在最新的OneFlow v0.5.0版本中,我们增加了许多新特性,比如:

  • 新增动态图特性:OneFlow 默认以动态图模式(eager)运行,与静态图模式(graph)相比,更容易搭建网络、调试和验证算法。

  • 面向对象式的动态图接口 nn.Module,熟悉 PyTorch 的用户可以轻松上手。

  • “一行代码转换 OneFlow 与 PyTorch 网络”:与 PyTorch 对齐的算子数目增加至200+。在 ResNet50、AlexNet 等 十几个常用网络 上已通过 import oneflow as torch 和 import torch as flow 验证。注意:此特性是为方便用户由 PyTorch 迁移至 OneFlow 而设计,并不是承诺完全兼容 PyTorch。

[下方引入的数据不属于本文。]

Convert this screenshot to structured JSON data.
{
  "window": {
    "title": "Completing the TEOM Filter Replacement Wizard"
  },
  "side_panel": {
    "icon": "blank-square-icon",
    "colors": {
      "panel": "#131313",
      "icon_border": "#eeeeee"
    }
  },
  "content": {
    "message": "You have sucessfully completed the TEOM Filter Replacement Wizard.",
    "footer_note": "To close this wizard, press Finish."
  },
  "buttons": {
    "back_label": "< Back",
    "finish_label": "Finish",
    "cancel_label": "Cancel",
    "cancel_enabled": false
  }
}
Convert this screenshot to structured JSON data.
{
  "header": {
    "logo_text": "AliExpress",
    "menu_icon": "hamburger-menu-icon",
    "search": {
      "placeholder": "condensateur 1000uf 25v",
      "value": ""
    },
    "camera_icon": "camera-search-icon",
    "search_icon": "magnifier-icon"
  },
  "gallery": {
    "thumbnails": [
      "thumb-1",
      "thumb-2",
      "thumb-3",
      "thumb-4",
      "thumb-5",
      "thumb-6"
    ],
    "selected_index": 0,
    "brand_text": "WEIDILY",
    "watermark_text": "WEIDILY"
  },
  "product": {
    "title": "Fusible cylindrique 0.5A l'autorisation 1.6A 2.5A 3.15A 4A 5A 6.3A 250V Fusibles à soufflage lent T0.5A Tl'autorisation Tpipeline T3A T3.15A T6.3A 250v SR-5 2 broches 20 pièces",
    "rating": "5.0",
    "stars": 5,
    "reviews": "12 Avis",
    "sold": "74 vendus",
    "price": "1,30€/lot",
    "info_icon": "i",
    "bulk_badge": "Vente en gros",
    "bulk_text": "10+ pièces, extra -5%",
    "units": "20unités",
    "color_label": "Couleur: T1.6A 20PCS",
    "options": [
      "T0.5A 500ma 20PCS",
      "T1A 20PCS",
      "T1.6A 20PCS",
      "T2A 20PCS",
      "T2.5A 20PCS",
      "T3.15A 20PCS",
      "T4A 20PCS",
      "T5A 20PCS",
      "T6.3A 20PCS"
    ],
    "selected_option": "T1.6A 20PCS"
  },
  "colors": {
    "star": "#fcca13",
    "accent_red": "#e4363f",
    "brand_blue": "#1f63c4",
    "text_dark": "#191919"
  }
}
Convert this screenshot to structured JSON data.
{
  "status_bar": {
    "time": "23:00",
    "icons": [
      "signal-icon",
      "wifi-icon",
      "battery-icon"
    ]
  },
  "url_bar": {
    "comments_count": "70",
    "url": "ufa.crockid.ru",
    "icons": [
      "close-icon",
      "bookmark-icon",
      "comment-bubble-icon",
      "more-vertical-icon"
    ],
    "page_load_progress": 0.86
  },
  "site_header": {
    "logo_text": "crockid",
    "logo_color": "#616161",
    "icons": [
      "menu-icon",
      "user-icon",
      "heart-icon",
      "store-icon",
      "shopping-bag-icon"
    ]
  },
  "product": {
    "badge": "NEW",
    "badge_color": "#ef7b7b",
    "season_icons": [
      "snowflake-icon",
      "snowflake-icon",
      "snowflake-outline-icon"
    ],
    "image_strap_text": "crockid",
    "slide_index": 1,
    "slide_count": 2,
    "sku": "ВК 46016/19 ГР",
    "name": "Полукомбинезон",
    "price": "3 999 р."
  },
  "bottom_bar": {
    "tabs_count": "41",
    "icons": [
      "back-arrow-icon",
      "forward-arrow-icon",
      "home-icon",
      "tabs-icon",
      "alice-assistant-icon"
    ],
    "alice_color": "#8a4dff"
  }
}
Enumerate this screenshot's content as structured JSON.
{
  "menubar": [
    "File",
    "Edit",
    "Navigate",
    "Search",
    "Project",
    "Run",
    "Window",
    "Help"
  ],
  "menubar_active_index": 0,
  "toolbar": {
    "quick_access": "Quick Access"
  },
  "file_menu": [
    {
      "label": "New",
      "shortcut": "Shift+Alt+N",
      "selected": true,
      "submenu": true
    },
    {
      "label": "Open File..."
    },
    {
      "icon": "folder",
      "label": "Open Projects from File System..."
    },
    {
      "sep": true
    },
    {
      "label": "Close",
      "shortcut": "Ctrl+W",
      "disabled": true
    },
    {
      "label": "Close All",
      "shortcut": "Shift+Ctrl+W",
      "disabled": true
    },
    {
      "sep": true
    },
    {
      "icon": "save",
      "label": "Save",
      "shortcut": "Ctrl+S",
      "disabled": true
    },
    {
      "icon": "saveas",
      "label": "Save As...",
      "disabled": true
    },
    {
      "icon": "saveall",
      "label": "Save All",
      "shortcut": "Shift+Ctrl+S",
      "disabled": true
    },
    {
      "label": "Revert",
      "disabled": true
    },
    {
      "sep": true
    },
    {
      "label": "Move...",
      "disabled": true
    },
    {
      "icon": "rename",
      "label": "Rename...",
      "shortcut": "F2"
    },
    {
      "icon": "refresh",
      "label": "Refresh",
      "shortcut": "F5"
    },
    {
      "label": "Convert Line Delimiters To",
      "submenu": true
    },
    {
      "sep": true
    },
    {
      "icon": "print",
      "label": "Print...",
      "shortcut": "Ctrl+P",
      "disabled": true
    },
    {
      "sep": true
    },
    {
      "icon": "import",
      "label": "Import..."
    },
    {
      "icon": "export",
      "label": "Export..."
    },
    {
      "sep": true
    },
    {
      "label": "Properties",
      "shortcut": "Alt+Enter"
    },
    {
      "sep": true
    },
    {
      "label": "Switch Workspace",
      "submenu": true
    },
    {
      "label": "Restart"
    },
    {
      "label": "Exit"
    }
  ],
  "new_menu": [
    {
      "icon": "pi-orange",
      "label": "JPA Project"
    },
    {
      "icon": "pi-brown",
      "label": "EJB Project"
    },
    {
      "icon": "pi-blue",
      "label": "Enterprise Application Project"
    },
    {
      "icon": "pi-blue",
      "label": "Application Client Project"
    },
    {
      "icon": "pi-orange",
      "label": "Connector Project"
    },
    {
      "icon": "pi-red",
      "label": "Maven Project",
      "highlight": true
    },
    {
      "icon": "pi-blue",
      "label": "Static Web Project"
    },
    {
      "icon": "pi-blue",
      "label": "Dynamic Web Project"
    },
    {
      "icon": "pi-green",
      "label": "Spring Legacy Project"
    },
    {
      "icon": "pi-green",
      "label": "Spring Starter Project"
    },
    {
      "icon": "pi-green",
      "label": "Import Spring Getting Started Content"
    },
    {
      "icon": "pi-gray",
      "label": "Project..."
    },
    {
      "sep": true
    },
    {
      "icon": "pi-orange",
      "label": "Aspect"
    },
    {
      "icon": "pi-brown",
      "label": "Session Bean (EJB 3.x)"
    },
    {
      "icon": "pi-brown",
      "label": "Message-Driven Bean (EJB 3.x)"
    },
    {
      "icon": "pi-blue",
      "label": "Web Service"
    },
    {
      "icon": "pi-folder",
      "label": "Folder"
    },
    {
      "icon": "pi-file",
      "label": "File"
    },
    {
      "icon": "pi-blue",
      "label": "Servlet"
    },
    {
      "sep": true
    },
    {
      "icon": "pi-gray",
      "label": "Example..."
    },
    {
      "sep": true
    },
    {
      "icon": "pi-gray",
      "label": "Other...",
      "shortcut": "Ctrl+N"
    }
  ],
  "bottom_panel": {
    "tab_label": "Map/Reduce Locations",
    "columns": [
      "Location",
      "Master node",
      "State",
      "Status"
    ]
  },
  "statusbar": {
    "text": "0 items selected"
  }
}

  • 面向对象式的静态图接口:新增面向对象的静态图接口 nn.Graph。保留了 OneFlow 静态图性能优势的同时,让静态图的编程门槛与动态图接近,期待更多的算法工程师把 OneFlow 的高性能优势玩起来。这是一个用 nn.Graph 搭建 ResNet50 示例

  • 易用高效的分布式训练:分布式训练是大势所趋,OneFlow 本版本新增的 Consistent Tensor,让用户可以像操作单机单卡一样,操作整个集群,并立即看到效果。新增的 launch 模块、DDP 模块 配合 OneFlow 的一致性视角 让用户轻松启动分布式训练,无论是 数据并行、模型并行、还是流水并行,OneFlow 均原生支持,易用高效。

其中,最重要的新特性之一,就是OneFlow的动态图做到了几乎和PyTorch一致,从Tensor、nn.Module、到autograd、functional api等,其中也包括和torch几乎对齐的DataLoader/Dataset设计,笔者有幸开发了OneFlow中的这一模块。

https://github.com/Oneflow-Inc/oneflow/pull/5406
https://github.com/Oneflow-Inc/oneflow/pull/5500
https://github.com/Oneflow-Inc/oneflow/pull/5644
https://github.com/Oneflow-Inc/oneflow/pull/6280

本文将对OneFlow/PyTorch中的DataLoader原理、工作流程进行梳理:

  • dataloader简介

  • dataloader原理

  • dataloader工作流程

  • multiprocessing dataloader工作原理

1

简介

简单来说,DataLoader是深度学习中必不可少的,用于处理Dataset产生每个iter过程中批量数据和label的一种数据加载器。正如PyTorch文档中的描述:DataLoader,结合了Sampler、Dataset,提供了对某个dataset可迭代的数据集合。DataLoader支持单进程、多进程的加载数据集合。

2

dataloader原理


核心组建

  • Dataloader

  • Dataset

  • Sampler

  • Fetcher

DataLoader工作原理的简单总结:

1.Dataloader是负责数据加载的核心;DataLoaderIter是具体执行单位。dataloader进入到每一次iter中都会通过DataloaderIter来处理具体的数据加载过程;

2.Dataset是数据集的基类,任何自定义数据集都需要继承它并通过重写getitem方法来定义取数据的方式;

3.Sampler是负责index相关的采样器、每个iter迭代都会通过Sampler生成要采样的数据集的index;

4.Fetcher更像是数据的收集器。根据Sampler产生的batch个index去数据集中fetch对应的数据、并通过相应的collate_fn方法将获取的数据收集打包成最终可用的形式,返回给DataLoader。

使用示例

1.MNIST

下面用PyTorch官方examples的一个简单例子,用MNIST数据集训练分类网络来说明DataLoader的用法:

transform=transforms.Compose([
        transforms.ToTensor(),
        transforms.Normalize((0.1307,), (0.3081,))
        ])
dataset1 = datasets.MNIST('../data', train=True, download=True,
                          transform=transform)
dataset2 = datasets.MNIST('../data', train=False,
                          transform=transform)
train_loader = torch.utils.data.DataLoader(dataset1,**train_kwargs)
test_loader = torch.utils.data.DataLoader(dataset2, **test_kwargs)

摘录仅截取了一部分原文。